Sangatta News – Pemerintah Kabupaten Kutai Timur (Pemkab Kutim) resmi memulai percepatan realisasi program tahun anggaran 2026 melalui Rapat Pengendalian Operasional Kegiatan (Radalok) I di Ruang Meranti, Kantor Bupati, Rabu (7/1/2026). Pertemuan ini ditujukan untuk memantau sekaligus memastikan seluruh program kerja Perangkat Daerah (PD) berjalan sesuai target sejak awal tahun.
Asisten Ekonomi dan Pembangunan Setkab Kutim, Noviari Noor, dalam arahannya menekankan bahwa Radalok merupakan instrumen penting untuk mengawal kualitas capaian kerja. “Radalok ini bukan untuk mencari kelemahan atau kekurangan. Namun kegiatan ini bertujuan untuk memastikan bahwa capaian realisasi bisa dilaksanakan secara baik, baik fisik maupun keuangan,” tegas Noviari saat membuka acara.

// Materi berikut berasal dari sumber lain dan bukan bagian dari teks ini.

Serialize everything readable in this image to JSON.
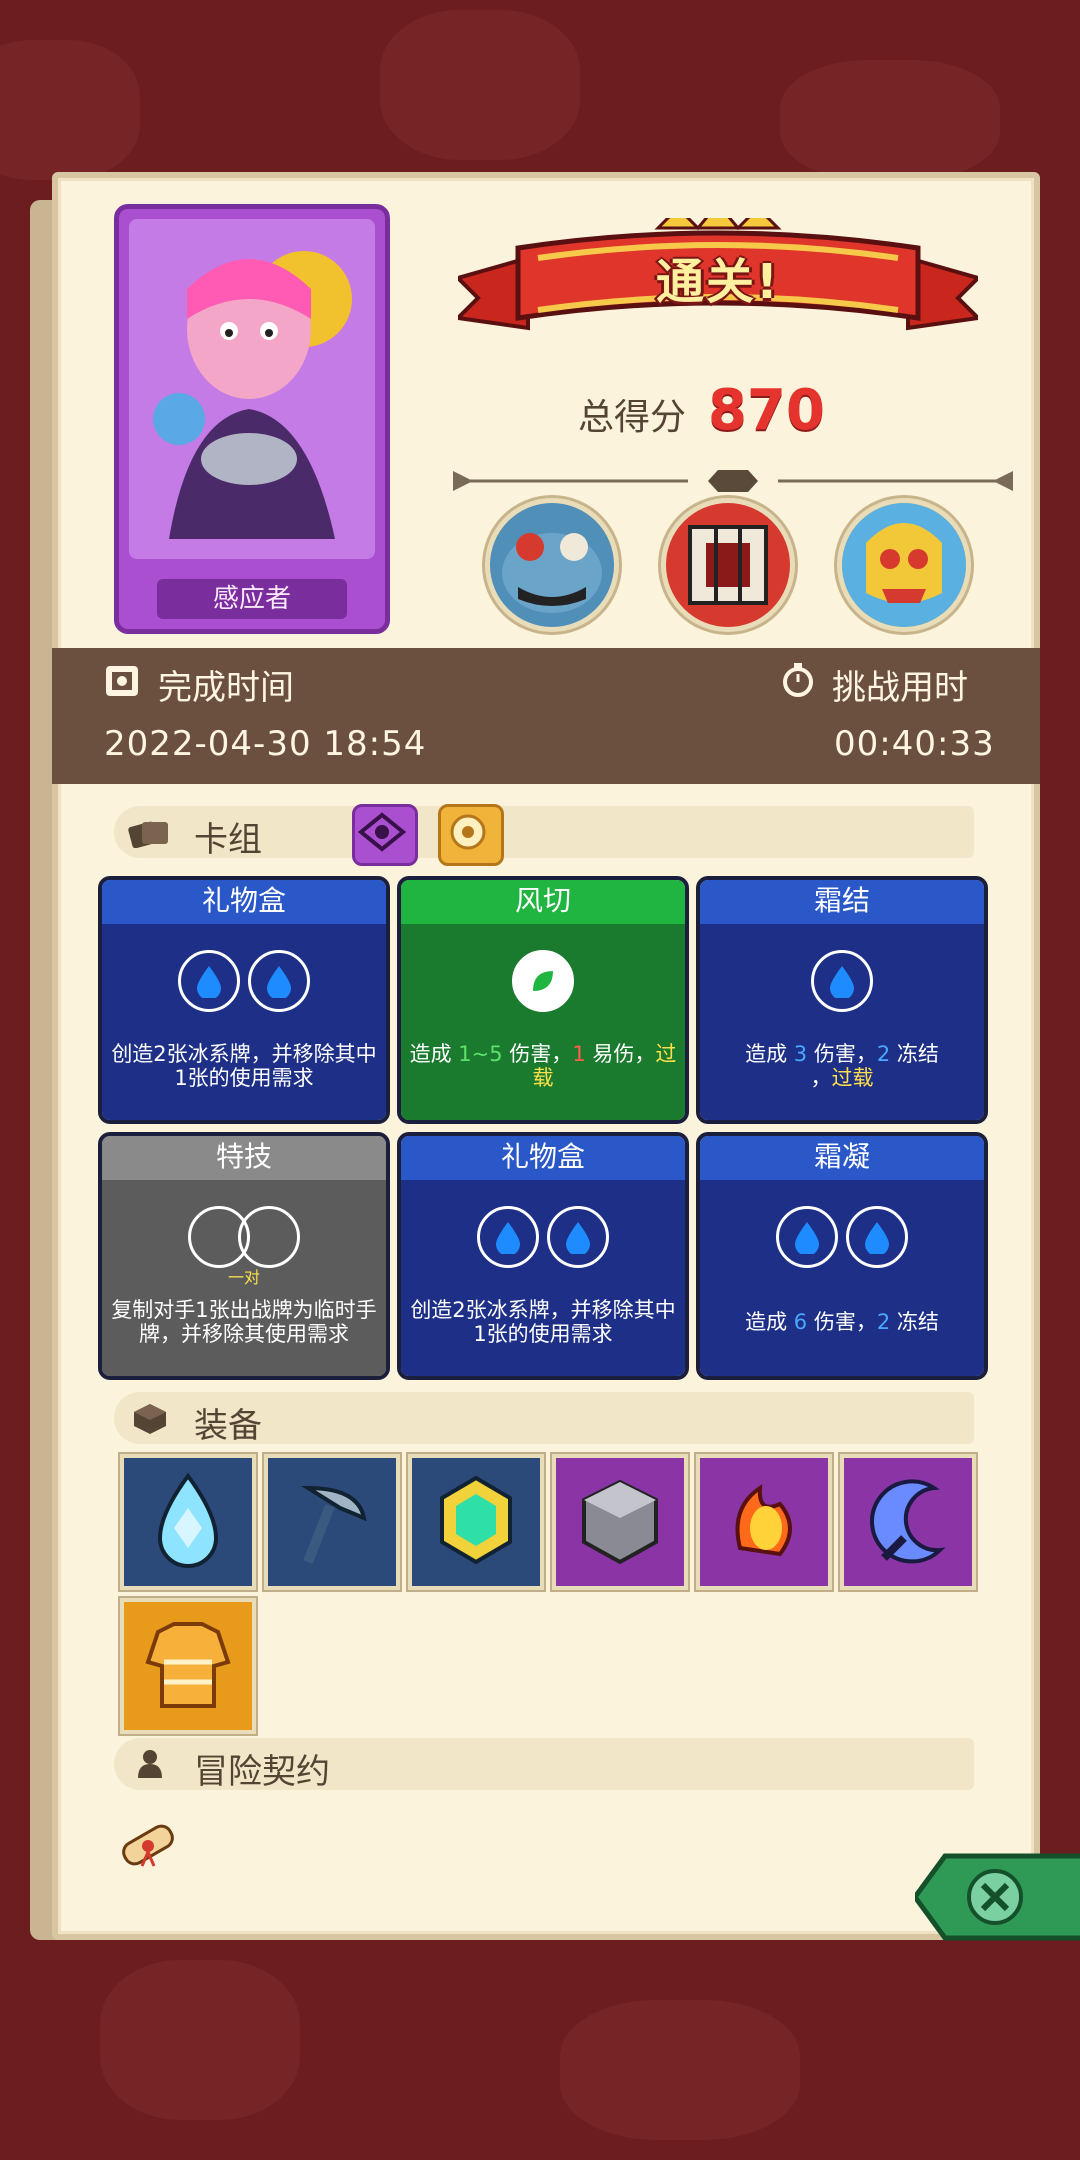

Noviari meminta seluruh kepala PD untuk segera merapikan administrasi pendukung agar tidak ada kendala teknis dalam eksekusi program. Ia pun menggarisbawahi pentingnya efisiensi anggaran guna menghindari masalah finansial yang pernah terjadi di masa lalu.
“Upayakan semua program berjalan tepat waktu, tepat mutu, dan tepat anggaran. Dan pastikan di tahun 2026 ini paket pekerjaan yang tidak terbayarkan atau terutang bisa diantisipasi agar tidak kembali terjadi seperti di tahun sebelumnya,” imbuhnya.

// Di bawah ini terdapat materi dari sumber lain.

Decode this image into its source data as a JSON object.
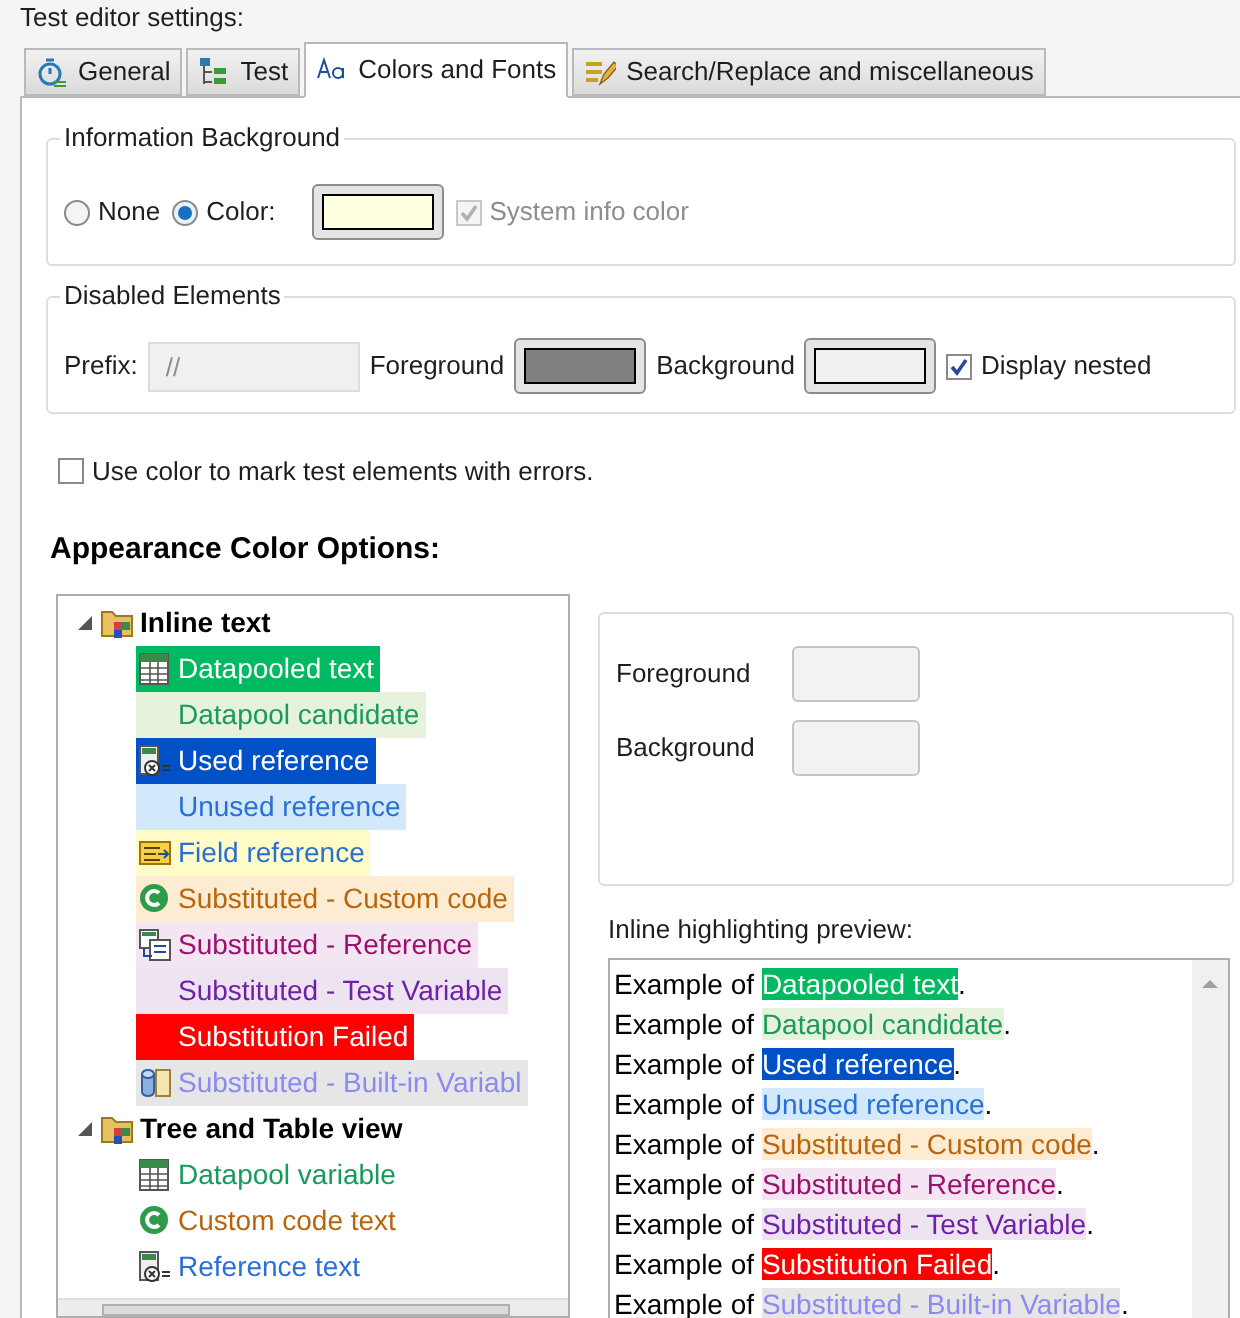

Senada dengan hal itu, Kepala Bagian Administrasi Pembangunan Setkab Kutim, Insan Bowo Asmoro, menjelaskan bahwa rapat ini juga menjadi wadah evaluasi menyeluruh terhadap APBD 2025 sebagai pijakan percepatan tahun 2026.
“Kegiatan ini menjadi bagian penting untuk melakukan evaluasi dan merumuskan solusi terkait permasalahan-permasalahan yang terjadi di lapangan agar program dan kegiatan yang sudah ditetapkan bisa segera direalisasikan,” tambah Bowo.